JAの良さ生かす内部統制 役員の役割、具体例から学ぶ コンプライアンス実践トップセミナー2025年10月20日
JA全中は10月16日、東京都内で令和7年度全国JAコンプライアンス実践トップセミナーを開いた。内部統制とコンプライアンス、ハラスメント防止について情勢報告と講演を受け、「JA版3線モデル」(業務執行が「1線」、リスク管理が「2線」、内部監査が「3線」)の強化について実践的に学んだ。

JA全中の山野徹会長のあいさつの後、JA全中の福園昭宏常務理事が情勢報告。アクセンチュア株式会社プリンシパル・ディレクターの信森穀博氏、国広総合法律事務所の國廣正弁護士、みのり監査法人理事長の大森一幸氏(公認会計士)、木島絵里子氏(弁護士、公認会計士)が講演した。
JAの経営環境と内部統制
JA全中の福園常務理事
JA全中の福園常務理事は、まずJA経営を取り巻く情勢を概説。人材育成に関連して2024年度のエンゲージメント調査にふれ、「達成感」「貢献」は7割超と高いが「推奨意向」は36.4%と低く、将来性への懸念がうかがえると述べた。不祥事件等は2015年まで減少してきたがその後横ばいに転じ、重大な不祥事も発生しているとし、危機意識を持とうと提唱した。
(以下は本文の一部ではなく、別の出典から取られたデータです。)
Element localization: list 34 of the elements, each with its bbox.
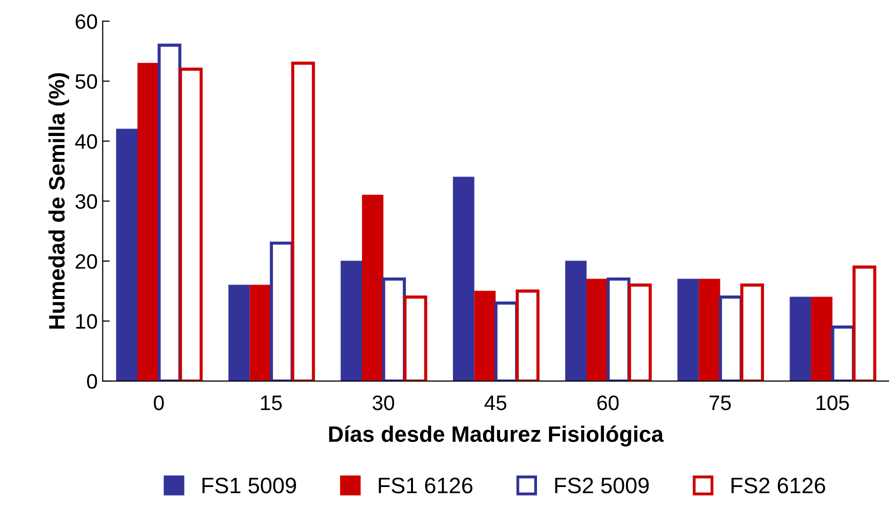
y-axis-title: Humedad de Semilla (%) (48, 73, 70, 329)
legend-label: FS2 5009 (555, 478, 649, 494)
bar (790, 296, 812, 382)
bar (250, 284, 272, 382)
bar (698, 278, 720, 382)
bar (474, 290, 496, 382)
y-tick-label: 50 (75, 74, 98, 89)
bar (565, 260, 587, 382)
bar (340, 260, 362, 382)
x-tick-label: 0 (154, 395, 164, 410)
y-tick-label: 30 (75, 194, 98, 209)
legend-label: FS1 6126 (378, 478, 472, 494)
bar (677, 278, 699, 382)
x-tick-label: 15 (261, 396, 282, 410)
y-tick-label: 20 (76, 254, 98, 269)
bar (452, 176, 474, 382)
bar (137, 62, 159, 382)
bar (228, 284, 250, 382)
x-tick-label: 45 (484, 396, 506, 410)
x-tick-label: 105 (816, 395, 849, 410)
x-tick-label: 30 (372, 395, 394, 410)
bar (116, 128, 138, 382)
bar (586, 278, 608, 382)
x-tick-label: 75 (710, 396, 731, 410)
legend-label: FS2 6126 (732, 478, 826, 494)
bar (811, 296, 832, 382)
y-tick-label: 60 (76, 14, 98, 29)
y-tick-label: 0 (87, 374, 98, 389)
x-tick-label: 60 (597, 395, 619, 410)
y-tick-label: 40 (75, 134, 98, 149)
y-tick-label: 10 (76, 314, 98, 329)
bar (362, 194, 384, 382)
x-axis-title: Días desde Madurez Fisiológica (329, 425, 664, 446)
legend-label: FS1 5009 (202, 478, 296, 494)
それを踏まえ、「JA版3線モデル」強化のポイントとして、2線の体制整備、専門人材育成を強調。何か起きてからの「事後対応」中心から、主体的・能動的にリスクを把握し牽制機能を発揮すること、事務の堅確性とともに業務運営の適切性を確保することを説き、公益通報窓口「全国JAヘルプライン」の運用を説明した。
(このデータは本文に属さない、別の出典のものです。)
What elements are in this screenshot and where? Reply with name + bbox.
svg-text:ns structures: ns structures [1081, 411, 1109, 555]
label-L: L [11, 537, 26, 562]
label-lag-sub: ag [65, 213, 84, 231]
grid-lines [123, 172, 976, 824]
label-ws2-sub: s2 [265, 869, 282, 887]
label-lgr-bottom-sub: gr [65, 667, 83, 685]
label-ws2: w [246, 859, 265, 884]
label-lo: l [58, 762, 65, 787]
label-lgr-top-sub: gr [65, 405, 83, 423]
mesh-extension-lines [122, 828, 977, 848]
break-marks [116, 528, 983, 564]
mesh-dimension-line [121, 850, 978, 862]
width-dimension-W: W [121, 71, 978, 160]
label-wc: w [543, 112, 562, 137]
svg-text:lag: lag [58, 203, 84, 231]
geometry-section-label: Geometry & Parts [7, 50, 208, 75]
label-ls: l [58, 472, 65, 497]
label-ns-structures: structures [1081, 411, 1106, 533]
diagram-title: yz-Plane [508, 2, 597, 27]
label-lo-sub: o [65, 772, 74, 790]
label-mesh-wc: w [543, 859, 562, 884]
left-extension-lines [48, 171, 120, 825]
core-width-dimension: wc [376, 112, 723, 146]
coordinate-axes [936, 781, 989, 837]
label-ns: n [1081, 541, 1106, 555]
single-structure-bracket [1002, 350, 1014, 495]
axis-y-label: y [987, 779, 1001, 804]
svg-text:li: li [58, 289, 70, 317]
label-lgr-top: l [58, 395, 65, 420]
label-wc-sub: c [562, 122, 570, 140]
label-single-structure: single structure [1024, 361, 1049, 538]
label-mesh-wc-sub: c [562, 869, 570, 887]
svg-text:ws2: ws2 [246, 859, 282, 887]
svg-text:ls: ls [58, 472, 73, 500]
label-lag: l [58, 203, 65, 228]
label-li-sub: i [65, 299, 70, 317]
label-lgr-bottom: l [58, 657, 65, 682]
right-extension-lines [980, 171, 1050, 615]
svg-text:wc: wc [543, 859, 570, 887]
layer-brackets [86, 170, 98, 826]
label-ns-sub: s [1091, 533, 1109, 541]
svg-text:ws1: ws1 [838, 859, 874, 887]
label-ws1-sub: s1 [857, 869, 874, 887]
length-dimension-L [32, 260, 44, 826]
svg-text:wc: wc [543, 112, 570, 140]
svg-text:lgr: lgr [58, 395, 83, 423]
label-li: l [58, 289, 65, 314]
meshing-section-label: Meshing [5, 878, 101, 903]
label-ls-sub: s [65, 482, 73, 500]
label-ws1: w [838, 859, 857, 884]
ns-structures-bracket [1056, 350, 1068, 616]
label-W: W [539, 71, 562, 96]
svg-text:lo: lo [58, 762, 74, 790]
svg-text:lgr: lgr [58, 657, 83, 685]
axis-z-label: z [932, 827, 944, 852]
アクセンチュア株式会社プリンシパル・ディレクターの信森穀博氏
アクセンチュアの信森穀博氏は、内部統制と経営戦略とが「車の両輪」だとし、農協経営を取り巻くリスクとその対応策を具体的に説明。内部統制と3線管理が「役立つ」ことを解き明かし、内部統制の確立によって「農協の強み」がさらに生かせると参加者を鼓舞した。
お天道様が見ている
國廣正弁護士
國廣正弁護士は、「法令遵守からのアプローチ」ではなく「不祥事の実態からのアプローチ」を採る必要性から切り出し、法令に違反しない不祥事でもリピテーション・リスクが生じると指摘。「トップにはインテグリティ(真摯さ)が求められる。日本でいえば『お天道様が見ている』という感覚だ」と述べた。「有事(不祥事)対応」では「隠すと損」(バレるとさらに叩かれる)なので、初動から専門家も入れて徹底調査し、説明責任を果たすことで信頼回復を、と説いた。役員のハラスメントが重大リスクになることも、実例を上げて説明した。
「あれっ」と感じたら上司が訪問
みのり監査法人の大森一幸理事長
みのり監査法人の大森一幸理事長は、コロナ禍以降、不祥事の若年化、凶悪化が進み、従来の内部統制では対処にしくくなっていると問題提起し、内部統制で人事部の役割が大きくなっていると提起した。「高齢者が短期間に多額の預金を引き出すなど『あれっ』と感じたら上司がお客様を訪問して欲しい」とアドバイス。國廣弁護士と同様、「不祥事は、正直にタイムリーに報告し、調査し、再発防止策を講じることが何よりも重要」と力説した。
木島絵里子弁護士・公認会計士
木島絵里子弁護士・公認会計士は「機会、動機、正当化」という不正のトライアングルのうち、動機と正当化をつぶすのが「統制環境」で、人間の弱さを自覚しつつ誠実性、倫理観の醸成、適切な人事方針と管理を図るべきと説いた。大森氏は最後に、「米の安定供給でもJAに期待している。JAグループとしての誇りこそ、最大・最強の内部統制だ」と締め括った。